Foi um “privilégio, uma honra e uma esplêndida oportunidade” traduzir Cervantes, declarou Grossman, diante das 250 pessoas que lotavam o auditório. Ele é um escritor de espírito moderno e a abordagem utilizada no projeto foi semelhante à que ela utiliza para traduzir autores contemporâneos.
A linguagem não era incompreensível ou arcaica quando Cervantes escreveu a obra, explicou Grossman, por isso ela usou “inglês da vida real” na tradução, embora às vezes tivesse de recorrer a notas de rodapé para esclarecer referências pouco evidentes. O inglês mudou muito mais do que o espanhol ao longo dos séculos, disse ela, tornando Shakespeare mais difícil de ler para os falantes de inglês do que Cervantes para os leitores de língua espanhola.
A experiência humana permanece basicamente a mesma, ressaltou, apenas as “superfícies” variam de um local para outro e entre diferentes épocas. Veja-se, por exemplo, a amizade entre Don Quixote e seu fiel escudeiro Sancho Pança, ou a crueldade do duque e da duquesa que os humilham. Essa experiência humana compartilhada, disse Grossman, é o que nos permite responder a uma obra antiga e traduzi-la para um outro idioma.
Para criar a ponte através da “distância temporal” entre o século XXI e o mundo de Cervantes, Grossman apoiou-se em seus estudos universitários sobre o Século de Ouro espanhol, mas teve dúvidas, a princípio, se isso seria suficiente. Em suas traduções anteriores, tinha o costume de consultar pessoas da mesma região do autor com que estava trabalhando, e mesmo os próprios autores, porém desta vez se encontrava sozinha. Duas fontes mostraram-se de valor inestimável: as anotações de Martín de Riquer em sua edição do Don Quixote —a que ela usou — e um dicionário espanhol-inglês do século XVII que lhe foi enviado por um amigo.
A chave para qualquer tradução literária, disse ela, é “ouvir” o que um autor está dizendo e começar a “falar” com ele — não necessariamente “em uníssono, mas em harmonia”, tentando alcançar aquele “ponto afortunado em que consigo entrar na cabeça do autor”.
Grossman discutiu a “ingrata” profissão do tradutor em detalhe, condenando o desprezo com que é tratada pela indústria editorial e insistindo em que o ofício é verdadeiramente “decente, honroso e possível”. O ideal nessa “tarefa utópica” é a fidelidade, explicou, alertando porém que fidelidade não deve jamais ser confundida com tradução literal.
Os idiomas recusam-se a ser regulados, disse ela.
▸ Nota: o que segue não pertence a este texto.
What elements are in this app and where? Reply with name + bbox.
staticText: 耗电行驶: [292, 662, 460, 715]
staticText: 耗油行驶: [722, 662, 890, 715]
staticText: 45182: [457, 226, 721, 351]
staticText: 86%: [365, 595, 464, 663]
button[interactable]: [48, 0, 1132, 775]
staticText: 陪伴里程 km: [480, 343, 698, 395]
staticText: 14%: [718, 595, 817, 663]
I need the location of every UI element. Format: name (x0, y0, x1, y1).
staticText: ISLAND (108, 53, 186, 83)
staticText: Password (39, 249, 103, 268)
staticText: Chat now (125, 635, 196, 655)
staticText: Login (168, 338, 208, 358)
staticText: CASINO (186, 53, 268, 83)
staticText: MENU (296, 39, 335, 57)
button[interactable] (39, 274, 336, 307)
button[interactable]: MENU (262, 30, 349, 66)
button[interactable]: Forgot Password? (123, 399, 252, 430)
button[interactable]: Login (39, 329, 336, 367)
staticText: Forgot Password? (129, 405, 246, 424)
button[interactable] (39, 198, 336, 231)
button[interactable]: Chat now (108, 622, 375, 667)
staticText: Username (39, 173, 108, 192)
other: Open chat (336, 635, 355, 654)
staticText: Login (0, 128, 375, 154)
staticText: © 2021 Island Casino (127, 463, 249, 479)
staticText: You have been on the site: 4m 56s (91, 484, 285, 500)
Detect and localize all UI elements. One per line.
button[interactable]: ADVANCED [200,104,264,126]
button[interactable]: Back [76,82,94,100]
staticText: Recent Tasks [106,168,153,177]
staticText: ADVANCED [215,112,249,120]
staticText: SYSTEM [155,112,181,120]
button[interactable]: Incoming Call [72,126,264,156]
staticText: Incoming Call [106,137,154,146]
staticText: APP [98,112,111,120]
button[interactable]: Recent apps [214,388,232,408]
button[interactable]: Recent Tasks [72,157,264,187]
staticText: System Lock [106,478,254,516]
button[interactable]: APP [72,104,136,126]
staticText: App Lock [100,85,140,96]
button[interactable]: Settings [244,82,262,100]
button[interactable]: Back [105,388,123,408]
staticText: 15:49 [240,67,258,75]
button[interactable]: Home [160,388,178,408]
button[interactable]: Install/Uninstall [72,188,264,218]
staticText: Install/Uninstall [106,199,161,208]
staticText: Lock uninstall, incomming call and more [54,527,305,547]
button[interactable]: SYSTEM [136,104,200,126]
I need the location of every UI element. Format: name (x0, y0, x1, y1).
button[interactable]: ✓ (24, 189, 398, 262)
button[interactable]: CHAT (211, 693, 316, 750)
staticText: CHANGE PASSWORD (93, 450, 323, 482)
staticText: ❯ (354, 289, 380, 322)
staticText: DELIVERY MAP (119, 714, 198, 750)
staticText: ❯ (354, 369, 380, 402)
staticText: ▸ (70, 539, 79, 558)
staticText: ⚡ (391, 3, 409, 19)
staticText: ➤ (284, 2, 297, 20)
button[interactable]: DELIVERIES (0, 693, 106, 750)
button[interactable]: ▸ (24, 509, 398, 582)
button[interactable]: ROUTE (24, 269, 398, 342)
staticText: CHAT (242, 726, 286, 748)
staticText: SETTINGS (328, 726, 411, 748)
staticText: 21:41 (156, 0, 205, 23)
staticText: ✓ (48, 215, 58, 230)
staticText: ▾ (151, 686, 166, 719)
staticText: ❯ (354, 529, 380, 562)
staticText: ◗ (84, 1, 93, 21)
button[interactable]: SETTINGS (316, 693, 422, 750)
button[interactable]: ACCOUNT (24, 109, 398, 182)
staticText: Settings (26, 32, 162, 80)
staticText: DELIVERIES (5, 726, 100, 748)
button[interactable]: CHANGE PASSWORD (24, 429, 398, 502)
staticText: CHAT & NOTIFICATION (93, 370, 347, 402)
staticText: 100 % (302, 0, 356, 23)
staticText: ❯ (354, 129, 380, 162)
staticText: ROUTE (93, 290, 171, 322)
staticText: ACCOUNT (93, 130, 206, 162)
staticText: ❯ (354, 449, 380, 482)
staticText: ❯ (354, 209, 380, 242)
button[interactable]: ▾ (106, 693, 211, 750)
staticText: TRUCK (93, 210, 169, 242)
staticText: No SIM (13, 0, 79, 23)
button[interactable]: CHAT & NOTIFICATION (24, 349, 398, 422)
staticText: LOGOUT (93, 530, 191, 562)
Eles transbordam dos dicionários “em perpétua rebelião”. Na tradução, a dificuldade é ampliada pelo fato de que o segundo idioma é “tão recalcitrante quanto o primeiro”. A meta é obter no segundo idioma o mesmo efeito, o mesmo ritmo do original.
O contexto é a chave para isso, insistiu. “O significado de uma passagem quase sempre pode ser comunicado, mas as palavras quase nunca”. O tradutor deve fazer uma atenta leitura crítica; conhecer, sentir e intuir o significado; e depois reescrever o texto e o contexto. Em outras palavras, o tradutor atua mais como um criador do que como um transmissor do texto, é a “ponte viva que une dois mundos”.
“Eu quis criar uma tradução de Don Quixote que pudesse ser lida com prazer”, para que os leitores de língua inglesa compreendessem por que o romance é considerado uma obra-prima. A julgar pelas resenhas e pelas vendas, ela atingiu o seu objetivo.